Pearson chi-squares and analyses of variance (ANOVAS) were used to examine ethnic group differences in demographics and the primary study variables (marital happiness and sleep disturbances). Analyses of variance (ANOVAS) were used to examine the univariate associations between marital happiness and the summary sleep disturbance score for the total sample and within each ethnic group, without covariate adjustment.

Primary Analyses

Age, ethnicity, and SWAN study site were included as covariates in the fully adjusted model. In addition, potential covariates that were associated with the summary sleep disturbance measure at p < .10 in univariate ordinal regression models were included in the final multivariable ordinal regression model. These covariates were: difficulty paying for basics, presence of children in the home, employment status, menopausal status, depressive symptoms, anxiety symptoms, social support, perceived health, use of sleeping or psychotropic medications, and BMI. The following variables were not associated with the sleep disturbance measure at p <.10 in univariate models and were thus not included as covariates in the full model: education, frequency of sexual intercourse, alcohol or caffeine use, smoking status, history of hormone use, and physical activity.

Ordinal logistic regression analysis was used to model the association between marital happiness and the four categories of the summary sleep disturbance score (0, 1, 2, or 3 to 4 symptoms). Age, study site, ethnicity (dummy-coded with Caucasian as the referent), marital happiness and the covariates were entered simultaneously. Results are presented as the odds ratios (OR) and 95% confidence intervals (CI) of having increasing numbers of sleep disturbances according to increasing levels of marital happiness.

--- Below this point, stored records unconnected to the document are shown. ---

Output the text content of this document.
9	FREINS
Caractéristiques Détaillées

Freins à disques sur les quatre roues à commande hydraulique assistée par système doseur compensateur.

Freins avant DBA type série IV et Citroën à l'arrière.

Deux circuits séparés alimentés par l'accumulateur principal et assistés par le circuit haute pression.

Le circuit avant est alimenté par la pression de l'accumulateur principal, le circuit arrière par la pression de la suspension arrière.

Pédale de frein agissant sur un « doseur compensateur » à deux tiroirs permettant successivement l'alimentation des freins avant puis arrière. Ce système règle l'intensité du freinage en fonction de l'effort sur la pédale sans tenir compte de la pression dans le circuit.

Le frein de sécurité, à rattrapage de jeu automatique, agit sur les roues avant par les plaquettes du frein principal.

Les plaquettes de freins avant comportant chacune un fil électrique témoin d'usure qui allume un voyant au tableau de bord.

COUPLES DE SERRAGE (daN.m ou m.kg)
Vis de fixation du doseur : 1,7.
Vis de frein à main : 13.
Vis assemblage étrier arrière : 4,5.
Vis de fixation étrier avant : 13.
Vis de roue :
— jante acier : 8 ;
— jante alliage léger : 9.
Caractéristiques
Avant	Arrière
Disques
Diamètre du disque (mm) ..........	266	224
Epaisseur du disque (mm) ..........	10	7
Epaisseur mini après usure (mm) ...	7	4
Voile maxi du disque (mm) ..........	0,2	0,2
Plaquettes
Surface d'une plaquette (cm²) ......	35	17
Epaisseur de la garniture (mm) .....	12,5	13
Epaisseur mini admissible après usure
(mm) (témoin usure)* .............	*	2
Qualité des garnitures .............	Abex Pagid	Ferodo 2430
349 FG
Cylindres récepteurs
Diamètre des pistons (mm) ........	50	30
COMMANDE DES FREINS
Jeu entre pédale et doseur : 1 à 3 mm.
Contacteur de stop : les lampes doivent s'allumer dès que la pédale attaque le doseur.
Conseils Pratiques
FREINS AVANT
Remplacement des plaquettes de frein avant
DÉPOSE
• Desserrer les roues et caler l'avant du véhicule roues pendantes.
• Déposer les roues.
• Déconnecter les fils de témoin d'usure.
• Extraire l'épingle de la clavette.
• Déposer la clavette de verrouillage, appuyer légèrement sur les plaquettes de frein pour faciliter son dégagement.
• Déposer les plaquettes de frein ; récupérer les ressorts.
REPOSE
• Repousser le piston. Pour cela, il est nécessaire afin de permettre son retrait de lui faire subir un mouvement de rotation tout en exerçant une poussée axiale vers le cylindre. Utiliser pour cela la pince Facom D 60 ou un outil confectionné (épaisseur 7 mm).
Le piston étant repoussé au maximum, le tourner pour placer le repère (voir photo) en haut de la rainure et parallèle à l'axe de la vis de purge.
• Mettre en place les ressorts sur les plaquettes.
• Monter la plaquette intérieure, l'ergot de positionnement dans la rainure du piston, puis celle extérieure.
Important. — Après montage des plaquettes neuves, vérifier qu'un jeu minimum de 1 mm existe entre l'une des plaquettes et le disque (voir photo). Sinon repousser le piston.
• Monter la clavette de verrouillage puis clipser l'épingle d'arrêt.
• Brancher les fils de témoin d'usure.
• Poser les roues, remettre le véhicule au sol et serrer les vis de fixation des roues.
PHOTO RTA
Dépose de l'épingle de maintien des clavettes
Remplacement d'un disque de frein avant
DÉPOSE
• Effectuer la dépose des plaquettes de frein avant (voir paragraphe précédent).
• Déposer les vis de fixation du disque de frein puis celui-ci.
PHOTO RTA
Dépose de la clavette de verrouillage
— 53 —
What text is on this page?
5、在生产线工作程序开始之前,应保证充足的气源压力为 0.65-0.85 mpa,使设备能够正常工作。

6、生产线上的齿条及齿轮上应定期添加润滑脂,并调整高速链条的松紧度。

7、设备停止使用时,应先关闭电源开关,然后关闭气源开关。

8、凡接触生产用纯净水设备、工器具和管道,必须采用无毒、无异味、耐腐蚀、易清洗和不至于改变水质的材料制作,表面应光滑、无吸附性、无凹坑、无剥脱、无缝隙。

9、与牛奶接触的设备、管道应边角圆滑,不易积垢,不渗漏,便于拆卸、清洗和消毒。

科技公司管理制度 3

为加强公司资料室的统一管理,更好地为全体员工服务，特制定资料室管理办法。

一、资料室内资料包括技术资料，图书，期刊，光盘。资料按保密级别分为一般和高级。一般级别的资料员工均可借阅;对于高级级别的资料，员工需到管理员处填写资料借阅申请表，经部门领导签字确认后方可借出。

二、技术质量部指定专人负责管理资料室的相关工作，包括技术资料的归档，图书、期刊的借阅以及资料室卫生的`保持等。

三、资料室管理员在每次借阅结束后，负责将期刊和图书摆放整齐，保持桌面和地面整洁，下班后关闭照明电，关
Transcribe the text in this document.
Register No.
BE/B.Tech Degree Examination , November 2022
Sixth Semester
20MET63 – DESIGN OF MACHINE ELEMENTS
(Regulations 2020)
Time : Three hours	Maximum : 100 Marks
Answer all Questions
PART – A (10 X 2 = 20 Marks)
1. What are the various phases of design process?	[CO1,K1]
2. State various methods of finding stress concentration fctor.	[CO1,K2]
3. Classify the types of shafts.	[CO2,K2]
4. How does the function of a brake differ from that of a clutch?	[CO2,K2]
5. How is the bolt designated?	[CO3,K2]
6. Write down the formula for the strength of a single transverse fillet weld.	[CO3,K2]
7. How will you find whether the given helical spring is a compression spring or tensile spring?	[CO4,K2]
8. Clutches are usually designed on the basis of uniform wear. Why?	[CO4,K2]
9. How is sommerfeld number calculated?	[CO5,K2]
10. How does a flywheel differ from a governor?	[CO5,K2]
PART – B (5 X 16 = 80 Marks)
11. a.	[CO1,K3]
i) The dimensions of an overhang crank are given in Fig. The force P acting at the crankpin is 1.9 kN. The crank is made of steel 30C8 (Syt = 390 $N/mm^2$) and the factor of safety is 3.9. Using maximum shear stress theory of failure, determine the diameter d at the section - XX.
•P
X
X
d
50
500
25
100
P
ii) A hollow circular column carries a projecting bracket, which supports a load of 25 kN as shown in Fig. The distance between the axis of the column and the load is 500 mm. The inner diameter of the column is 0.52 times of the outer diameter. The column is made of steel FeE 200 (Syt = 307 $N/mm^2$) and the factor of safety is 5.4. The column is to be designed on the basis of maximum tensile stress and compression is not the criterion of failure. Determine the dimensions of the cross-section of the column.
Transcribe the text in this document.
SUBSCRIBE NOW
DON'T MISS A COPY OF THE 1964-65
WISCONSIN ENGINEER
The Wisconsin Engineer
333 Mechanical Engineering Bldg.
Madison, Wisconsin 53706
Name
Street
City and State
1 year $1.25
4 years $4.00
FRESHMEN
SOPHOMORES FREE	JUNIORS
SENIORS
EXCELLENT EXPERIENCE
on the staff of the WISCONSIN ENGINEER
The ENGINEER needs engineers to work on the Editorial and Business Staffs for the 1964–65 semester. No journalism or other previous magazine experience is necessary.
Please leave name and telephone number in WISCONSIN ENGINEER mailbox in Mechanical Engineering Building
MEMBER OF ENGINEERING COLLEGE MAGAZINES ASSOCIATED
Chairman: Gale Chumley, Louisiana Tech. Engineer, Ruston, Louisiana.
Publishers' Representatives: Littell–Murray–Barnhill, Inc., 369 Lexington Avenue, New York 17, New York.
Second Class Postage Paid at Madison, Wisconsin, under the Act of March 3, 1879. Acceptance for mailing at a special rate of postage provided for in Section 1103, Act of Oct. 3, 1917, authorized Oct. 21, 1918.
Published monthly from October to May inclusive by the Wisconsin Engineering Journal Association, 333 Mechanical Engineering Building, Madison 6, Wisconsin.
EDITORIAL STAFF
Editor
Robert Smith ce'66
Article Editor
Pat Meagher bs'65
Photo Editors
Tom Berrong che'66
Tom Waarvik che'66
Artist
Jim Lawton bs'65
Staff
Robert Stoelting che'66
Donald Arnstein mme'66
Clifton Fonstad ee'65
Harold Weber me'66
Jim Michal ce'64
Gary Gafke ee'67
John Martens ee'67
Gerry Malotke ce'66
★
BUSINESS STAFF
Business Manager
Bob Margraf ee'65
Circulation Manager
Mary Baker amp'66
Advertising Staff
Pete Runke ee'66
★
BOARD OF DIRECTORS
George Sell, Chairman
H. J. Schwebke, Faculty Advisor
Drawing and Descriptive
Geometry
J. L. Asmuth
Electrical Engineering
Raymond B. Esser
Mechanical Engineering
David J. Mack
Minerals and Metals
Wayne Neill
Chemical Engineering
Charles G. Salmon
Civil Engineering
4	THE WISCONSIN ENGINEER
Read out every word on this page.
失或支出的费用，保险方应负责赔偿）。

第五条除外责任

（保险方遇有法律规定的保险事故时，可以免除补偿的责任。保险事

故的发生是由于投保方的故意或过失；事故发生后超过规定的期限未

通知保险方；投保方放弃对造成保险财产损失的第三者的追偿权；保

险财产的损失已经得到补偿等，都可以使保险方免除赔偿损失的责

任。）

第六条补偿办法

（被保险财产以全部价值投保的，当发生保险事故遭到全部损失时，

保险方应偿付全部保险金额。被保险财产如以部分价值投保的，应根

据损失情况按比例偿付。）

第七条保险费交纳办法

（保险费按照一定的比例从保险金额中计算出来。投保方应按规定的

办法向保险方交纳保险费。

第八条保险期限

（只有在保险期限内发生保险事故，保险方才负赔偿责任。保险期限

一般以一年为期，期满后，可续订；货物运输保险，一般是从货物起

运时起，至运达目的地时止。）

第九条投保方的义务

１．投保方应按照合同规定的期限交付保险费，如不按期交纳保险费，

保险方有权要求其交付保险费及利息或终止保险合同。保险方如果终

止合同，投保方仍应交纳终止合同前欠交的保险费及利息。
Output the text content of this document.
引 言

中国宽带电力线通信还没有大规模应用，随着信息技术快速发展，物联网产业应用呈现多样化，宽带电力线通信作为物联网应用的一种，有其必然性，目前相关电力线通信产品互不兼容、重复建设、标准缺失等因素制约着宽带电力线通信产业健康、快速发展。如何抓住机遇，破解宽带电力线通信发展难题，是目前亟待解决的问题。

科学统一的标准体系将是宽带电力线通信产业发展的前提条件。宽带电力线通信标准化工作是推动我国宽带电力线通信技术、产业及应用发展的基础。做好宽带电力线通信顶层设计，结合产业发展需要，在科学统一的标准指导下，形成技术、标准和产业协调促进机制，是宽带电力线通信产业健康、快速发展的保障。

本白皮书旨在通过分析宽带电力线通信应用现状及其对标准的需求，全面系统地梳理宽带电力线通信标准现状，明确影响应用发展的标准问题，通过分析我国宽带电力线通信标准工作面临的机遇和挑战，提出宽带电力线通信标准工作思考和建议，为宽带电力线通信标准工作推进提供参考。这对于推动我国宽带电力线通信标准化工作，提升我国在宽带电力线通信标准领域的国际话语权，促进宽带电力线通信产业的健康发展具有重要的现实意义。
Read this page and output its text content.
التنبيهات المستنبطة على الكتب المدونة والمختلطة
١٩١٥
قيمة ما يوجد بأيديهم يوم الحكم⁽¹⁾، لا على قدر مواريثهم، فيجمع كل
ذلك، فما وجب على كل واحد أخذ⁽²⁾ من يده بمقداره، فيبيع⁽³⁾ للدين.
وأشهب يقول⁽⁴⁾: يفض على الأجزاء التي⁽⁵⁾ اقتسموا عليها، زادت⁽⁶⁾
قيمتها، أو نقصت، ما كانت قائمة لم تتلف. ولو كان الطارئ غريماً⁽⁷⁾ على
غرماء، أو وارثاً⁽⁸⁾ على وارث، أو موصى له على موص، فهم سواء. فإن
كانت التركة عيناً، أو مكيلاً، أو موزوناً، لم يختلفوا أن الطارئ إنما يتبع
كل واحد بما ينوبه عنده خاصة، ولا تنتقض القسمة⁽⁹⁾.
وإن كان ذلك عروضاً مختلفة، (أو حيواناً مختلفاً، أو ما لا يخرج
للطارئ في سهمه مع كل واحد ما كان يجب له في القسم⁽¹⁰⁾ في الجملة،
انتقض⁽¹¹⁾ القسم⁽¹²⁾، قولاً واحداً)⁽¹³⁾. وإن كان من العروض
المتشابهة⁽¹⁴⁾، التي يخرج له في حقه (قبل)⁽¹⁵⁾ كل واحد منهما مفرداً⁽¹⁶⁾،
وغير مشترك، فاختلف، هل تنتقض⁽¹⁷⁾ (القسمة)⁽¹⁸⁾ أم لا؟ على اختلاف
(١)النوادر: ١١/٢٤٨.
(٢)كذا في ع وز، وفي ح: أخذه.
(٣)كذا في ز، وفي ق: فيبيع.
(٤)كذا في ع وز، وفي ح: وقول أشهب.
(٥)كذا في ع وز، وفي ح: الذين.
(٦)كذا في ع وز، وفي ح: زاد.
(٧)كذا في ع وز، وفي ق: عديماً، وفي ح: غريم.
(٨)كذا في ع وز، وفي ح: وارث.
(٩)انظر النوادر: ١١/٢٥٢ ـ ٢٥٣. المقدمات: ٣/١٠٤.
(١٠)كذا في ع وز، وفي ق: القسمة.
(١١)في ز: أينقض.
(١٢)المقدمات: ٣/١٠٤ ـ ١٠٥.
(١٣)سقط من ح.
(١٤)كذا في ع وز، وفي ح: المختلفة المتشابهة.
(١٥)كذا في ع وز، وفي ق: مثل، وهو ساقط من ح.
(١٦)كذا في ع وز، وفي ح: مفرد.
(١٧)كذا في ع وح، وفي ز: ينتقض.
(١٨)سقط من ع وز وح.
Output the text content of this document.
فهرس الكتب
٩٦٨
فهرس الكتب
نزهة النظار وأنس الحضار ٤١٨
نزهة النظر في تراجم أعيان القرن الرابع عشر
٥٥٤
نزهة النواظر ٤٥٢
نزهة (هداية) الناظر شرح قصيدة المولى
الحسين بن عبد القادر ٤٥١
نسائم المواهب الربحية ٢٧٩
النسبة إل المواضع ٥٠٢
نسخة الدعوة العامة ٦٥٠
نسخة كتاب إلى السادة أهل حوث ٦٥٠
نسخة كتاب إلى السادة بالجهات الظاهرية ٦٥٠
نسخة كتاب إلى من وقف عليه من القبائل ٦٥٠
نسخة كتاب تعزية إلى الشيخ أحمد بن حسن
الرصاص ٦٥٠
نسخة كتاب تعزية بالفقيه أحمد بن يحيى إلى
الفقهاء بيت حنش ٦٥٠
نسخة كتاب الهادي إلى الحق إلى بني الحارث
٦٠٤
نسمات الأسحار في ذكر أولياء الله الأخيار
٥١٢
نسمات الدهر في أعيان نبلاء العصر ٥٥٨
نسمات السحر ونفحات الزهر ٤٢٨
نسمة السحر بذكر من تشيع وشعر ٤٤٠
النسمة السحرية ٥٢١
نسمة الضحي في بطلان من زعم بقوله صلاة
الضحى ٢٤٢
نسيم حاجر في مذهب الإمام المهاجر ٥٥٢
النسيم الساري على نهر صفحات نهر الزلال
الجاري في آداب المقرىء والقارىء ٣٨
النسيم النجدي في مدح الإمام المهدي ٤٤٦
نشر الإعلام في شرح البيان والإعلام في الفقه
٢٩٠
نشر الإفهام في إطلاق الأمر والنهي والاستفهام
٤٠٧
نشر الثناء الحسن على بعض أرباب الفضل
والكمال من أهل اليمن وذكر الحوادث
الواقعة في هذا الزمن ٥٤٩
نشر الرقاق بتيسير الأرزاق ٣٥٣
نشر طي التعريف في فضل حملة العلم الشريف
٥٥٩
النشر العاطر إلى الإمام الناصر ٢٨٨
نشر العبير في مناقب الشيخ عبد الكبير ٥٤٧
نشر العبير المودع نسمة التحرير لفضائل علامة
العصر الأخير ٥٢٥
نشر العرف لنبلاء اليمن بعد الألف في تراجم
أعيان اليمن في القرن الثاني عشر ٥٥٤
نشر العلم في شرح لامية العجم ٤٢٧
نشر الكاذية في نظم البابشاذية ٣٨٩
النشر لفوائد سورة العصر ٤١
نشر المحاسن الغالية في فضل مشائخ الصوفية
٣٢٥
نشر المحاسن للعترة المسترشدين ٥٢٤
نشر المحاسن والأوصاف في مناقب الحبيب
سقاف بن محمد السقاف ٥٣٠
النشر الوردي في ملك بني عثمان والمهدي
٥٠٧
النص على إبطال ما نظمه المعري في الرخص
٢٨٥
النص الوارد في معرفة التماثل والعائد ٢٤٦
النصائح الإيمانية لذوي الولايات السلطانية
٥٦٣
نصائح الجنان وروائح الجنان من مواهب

To further explore whether the association between marital happiness and sleep disturbances was similar in different ethnic groups, we conducted ethnicity-stratified models, for those groups in which there were significant univariate associations between marital happiness and sleep disturbances.

Results

Participant Characteristics

Descriptive statistics for demographics and primary study variables (marital happiness, and summary sleep disturbance score) are summarized for the total sample and by ethnicity in Table 1. The average age of the sample at baseline was 45.8 years (SD = 2.71) and was similar across ethnic groups. There were statistically significant ethnic group differences in all sociodemographic characteristics (p’s<.05). In addition, the ethnic groups differed in marital happiness (p < .001). Post-hoc analyses showed that Caucasian women reported higher marital happiness compared to all groups except for the Japanese. There were also statistically significant ethnic differences in the summary sleep disturbance score (p < .01). The pattern of results showed that Caucasians and African American women tended to have more sleep complaints as compared to the other groups.

Table 1.

Descriptive statistics for sample demographics and primary study variables for the total sample and by ethnicity.

Variable Total
Sample
N = 1938
Caucasian
(N=996)
African-
American
(N=385)
Hispanic
(N=163)
Chinese
(N=186)
Japanese
(N = 208)
Age, years, M
(SD) F (4, 1937) = 2.1
45.8 (2.7) 45.8 (2.7) 45.8 (2.6) 45.7
(2.8)
46.0
(2.6)
46.3
(2.7)
Marital Happiness, M (SD)
F (4, 1938) = 8.9***
4.7 (1.2) 4.9 (1.2) a 4.5 (1.3) b 4.5 (1.2)b 4.4 (1.1)b 4.7 (1.1)ab
% % % % % %
Education
χ2 (8) = 481.4***
   < HS 7 2 3 43 16 1
   HS graduate 17 15 21 26 17 19
   Some college or > 76 84 76 31 68 81
Somewhat or Very Hard to
Pay for Basics
33 27 34 80 29 29
χ2 (4) = 180.6***
Has Child(ren) in the home 79 77 76 80 92 84
χ2 (4) = 26.4***
Currently working outside
the home
79 82 81 58 86 66
χ2 (4) = 74.7***
Summary Sleep Score
χ2 (12) = 24.8*
   0 symptoms 67 64 68 67 72 74
   1 symptom 17 18 17 18 15 16
   2 symptoms 10 12 7 7 8 8
   ≥ 3 symptoms 6 6 8 8 6 2

Note. Differing superscripts (a, b) indicate statistically significant post-hoc comparisons at the p < .05 level using Bonferroni adjustments in ANOVAS.

***

p <.001

*

p < .05

Univariate Associations Between Marital Happiness and Sleep Disturbances

Table 2 shows the mean levels of marital happiness according to each number of sleep complaints for the total sample and by ethnicity, in the unadjusted models. Higher average levels of marital happiness were associated with fewer sleep disturbances, F (3, 1938) = 14.56, p < .001, in the total sample. Ethnicity-stratified analyses showed that the statistically significant association between average marital happiness level and number of sleep disturbances was evident in the Caucasians (F (3, 995) = 9.12, p <.001) and the African Americans (F (3, 385) = 5.19, p <.01 only. The association was not significant for the Japanese (F (3, 207) = 2.56, p = .06), Hispanics (F (3, 162) = 1.90, p =.13) or the Chinese (F (3, 185) = .87 p =.46). Notably, the cell sizes for increasing sleep disturbances were particularly small in these groups, which may have limited power to detect statistically significant differences.

Table 2.

Mean (SD) marital happiness scores according to the number of sleep disturbances for the total sample and by ethnicity.

Total
Sample
Caucasian African-
American
Hispanic Chinese Japanese
(N=1938) (N=996) (N=385) (N=163) (N=186) (N = 208)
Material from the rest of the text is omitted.